In June, the Swedish furniture chain Ikea dropped its proposal to build a 300,000 square foot store on 9-acre site in Brooklyn. The defeat is Ikea’s second in the New York region this year. In February, organized opposition from small business owners and residents forced Ikea to back out of plans to open a store in New Rochelle.
The Brooklyn site is located near Gowanus Canal in a predominantly residential neighborhood. Once the location of a coal transfer station, the land is currently owned by the US Postal Service. A developer, Forest City Ratner, has an option to buy the site and has been negotiating with Ikea for several months.
Community opposition erupted in March when the project first surfaced publicly. Neighborhood residents were joined by several community organizations, including Care About The Slope, the Fifth Avenue Committee, and Gowanus Canal Community Development, in fighting the store. The neighborhood’s elected representatives—Congresswoman Nydia Velázquez, State Assembly member Jim Brennan, and City Councilor Stephen DiBrienza—were also outspoken.
Opponents focused on the traffic and environmental impacts of a store so large its customers would be given maps at the door. A study by Community Consulting Services found that the development would draw shoppers from a 20-mile radius, bringing more than 3 million additional vehicles to Brooklyn each year. The direct impact of the added traffic would be $9.1 million in lost productivity due to congestion; $7.4 million in additional traffic accidents; $3.2 million in air and noise pollution costs; and $1 million in damage to public infrastructure and private vehicles.
Like most retailers in similar situations, Ikea denied that its decision to drop the project had anything to do with neighborhood opposition.

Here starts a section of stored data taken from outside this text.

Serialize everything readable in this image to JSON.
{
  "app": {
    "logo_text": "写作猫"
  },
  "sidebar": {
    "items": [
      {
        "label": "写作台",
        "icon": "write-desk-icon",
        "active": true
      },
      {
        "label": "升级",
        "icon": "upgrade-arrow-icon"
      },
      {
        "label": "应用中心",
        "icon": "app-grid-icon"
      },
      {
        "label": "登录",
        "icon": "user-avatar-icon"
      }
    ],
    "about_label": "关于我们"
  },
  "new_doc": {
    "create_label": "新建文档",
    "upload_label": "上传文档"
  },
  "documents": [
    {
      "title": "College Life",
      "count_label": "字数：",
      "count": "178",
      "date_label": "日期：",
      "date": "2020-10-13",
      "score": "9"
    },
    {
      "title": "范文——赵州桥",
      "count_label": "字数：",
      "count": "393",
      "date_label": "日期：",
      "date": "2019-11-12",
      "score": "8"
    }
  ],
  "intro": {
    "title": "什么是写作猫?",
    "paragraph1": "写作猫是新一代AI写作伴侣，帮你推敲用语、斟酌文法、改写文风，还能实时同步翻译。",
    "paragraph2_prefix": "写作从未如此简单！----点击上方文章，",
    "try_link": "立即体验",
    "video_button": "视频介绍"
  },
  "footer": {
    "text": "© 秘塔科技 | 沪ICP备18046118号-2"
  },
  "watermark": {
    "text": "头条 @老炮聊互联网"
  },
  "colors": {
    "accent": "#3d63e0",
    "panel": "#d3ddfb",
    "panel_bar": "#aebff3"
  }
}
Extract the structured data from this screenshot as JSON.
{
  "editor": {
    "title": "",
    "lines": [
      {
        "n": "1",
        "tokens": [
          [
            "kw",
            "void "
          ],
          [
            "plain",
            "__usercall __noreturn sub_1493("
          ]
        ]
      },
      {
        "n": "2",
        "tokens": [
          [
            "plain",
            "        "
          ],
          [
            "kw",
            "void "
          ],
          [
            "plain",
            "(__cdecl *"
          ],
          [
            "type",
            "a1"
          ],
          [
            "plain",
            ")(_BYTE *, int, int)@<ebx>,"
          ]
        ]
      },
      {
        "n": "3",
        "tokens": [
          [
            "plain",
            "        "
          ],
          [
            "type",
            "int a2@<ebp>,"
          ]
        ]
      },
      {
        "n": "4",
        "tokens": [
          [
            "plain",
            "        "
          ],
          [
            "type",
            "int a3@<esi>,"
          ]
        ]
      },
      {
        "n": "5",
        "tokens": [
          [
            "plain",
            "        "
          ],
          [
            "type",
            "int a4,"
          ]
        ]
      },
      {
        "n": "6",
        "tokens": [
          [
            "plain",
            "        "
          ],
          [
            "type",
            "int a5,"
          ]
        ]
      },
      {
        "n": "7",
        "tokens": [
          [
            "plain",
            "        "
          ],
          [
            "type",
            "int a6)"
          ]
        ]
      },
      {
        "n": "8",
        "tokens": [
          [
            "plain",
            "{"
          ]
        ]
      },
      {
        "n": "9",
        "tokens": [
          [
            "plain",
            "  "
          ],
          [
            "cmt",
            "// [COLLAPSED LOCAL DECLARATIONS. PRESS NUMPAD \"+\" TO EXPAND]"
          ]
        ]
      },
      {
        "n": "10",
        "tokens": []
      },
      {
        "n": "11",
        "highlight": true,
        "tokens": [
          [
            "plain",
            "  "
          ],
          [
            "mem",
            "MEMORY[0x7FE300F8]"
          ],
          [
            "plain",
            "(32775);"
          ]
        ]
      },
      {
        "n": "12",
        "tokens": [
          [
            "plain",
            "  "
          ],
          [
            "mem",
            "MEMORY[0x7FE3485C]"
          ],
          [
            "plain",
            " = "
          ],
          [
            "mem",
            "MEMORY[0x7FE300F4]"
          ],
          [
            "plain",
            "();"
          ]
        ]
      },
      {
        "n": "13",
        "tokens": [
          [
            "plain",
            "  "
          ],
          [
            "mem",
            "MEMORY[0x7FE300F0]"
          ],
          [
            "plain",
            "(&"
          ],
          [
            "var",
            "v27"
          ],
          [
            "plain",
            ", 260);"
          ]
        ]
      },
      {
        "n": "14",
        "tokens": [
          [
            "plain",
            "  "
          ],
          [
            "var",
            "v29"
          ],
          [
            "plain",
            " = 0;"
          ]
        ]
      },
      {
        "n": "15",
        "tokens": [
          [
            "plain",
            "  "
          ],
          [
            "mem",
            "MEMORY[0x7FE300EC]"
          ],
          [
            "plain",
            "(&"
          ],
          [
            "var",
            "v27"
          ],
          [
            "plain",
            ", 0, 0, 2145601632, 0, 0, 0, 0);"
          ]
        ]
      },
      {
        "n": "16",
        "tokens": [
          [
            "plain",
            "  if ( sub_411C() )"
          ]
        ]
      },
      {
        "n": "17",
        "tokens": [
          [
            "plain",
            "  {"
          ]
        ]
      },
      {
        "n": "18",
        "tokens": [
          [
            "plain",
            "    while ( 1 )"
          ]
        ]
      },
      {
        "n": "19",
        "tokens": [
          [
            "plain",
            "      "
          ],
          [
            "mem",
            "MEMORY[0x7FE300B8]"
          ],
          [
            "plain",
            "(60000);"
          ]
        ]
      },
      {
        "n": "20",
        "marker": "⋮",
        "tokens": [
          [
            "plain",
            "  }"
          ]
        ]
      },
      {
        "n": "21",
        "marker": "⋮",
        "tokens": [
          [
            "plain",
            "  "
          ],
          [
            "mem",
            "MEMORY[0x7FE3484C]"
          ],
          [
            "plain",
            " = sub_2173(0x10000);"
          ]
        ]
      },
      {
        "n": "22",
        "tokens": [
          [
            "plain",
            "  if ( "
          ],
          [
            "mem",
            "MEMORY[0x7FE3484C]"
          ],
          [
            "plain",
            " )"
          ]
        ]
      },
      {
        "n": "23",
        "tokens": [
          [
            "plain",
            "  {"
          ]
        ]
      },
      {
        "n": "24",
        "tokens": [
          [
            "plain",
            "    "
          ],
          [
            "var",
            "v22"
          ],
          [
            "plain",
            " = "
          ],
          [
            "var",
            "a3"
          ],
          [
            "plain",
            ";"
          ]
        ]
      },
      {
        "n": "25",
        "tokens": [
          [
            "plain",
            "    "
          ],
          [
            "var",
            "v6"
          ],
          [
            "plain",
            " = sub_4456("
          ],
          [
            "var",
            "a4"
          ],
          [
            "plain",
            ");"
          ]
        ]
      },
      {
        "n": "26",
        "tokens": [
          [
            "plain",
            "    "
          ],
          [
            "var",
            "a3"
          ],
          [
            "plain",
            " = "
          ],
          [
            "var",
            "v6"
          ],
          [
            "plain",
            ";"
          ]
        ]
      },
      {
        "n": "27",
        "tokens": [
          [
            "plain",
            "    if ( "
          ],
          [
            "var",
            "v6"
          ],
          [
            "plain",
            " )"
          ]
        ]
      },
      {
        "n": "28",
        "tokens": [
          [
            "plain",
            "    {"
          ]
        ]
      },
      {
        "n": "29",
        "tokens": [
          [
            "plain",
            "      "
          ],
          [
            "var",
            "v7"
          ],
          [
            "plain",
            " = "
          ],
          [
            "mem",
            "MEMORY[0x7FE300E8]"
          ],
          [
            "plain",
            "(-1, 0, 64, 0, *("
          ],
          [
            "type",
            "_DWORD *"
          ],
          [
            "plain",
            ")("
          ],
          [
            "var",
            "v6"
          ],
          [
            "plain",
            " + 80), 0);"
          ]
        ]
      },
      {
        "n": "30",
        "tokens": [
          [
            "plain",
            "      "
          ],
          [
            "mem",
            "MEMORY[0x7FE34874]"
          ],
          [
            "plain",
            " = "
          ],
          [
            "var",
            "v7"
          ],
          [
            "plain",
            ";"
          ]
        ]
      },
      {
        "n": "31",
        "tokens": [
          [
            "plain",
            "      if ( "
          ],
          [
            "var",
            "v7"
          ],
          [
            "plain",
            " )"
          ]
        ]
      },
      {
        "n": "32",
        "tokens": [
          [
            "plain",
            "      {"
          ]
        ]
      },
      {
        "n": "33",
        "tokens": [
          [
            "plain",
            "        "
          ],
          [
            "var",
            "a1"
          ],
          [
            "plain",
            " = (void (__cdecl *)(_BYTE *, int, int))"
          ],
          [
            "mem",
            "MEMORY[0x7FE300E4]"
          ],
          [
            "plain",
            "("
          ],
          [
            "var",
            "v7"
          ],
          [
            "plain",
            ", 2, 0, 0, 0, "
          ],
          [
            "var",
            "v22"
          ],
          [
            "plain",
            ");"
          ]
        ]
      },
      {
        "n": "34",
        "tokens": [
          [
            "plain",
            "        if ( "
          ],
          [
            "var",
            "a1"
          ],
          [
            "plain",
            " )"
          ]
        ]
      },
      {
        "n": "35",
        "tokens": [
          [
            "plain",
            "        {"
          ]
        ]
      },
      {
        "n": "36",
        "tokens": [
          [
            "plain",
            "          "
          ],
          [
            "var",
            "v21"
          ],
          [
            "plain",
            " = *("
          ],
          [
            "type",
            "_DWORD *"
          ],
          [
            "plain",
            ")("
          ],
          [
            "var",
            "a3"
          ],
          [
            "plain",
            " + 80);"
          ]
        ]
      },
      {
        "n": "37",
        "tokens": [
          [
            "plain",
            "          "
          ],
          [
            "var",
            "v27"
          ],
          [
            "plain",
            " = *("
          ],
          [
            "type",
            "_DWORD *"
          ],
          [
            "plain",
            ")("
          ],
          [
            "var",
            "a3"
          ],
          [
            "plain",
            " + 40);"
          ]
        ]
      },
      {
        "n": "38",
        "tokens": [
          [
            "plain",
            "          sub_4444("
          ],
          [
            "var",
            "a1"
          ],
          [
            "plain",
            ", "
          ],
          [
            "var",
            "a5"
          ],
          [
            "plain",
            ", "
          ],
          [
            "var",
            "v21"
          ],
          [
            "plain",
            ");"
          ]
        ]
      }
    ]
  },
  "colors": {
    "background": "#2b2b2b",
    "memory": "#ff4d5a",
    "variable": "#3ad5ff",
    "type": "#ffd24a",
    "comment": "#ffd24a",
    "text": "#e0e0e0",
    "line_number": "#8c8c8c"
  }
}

Ikea currently operates 15 stores in the U.S., including a 227,000 square foot store in Hicksville on Long Island and a 400,000 square foot store in Elizabeth, New Jersey.
The corporation continues to seek locations within New York City and has identified two sites in Queens and the Bronx. This time around, Ikea plans to conduct its own impact studies to counter those commissioned by community groups.
Meanwhile, the fight in Brooklyn may not be over. The developer reports that it is close to a deal with another single-use tenant, but will not reveal the tenant. Any big box store would have a similar impact on traffic, the environment, and the neighborhood. Some residents have argued that the site should be used for housing or non-retail commercial development. A previous plan to build a 22-screen movie theater with chain restaurants and shops also encountered neighborhood opposition and was abandoned.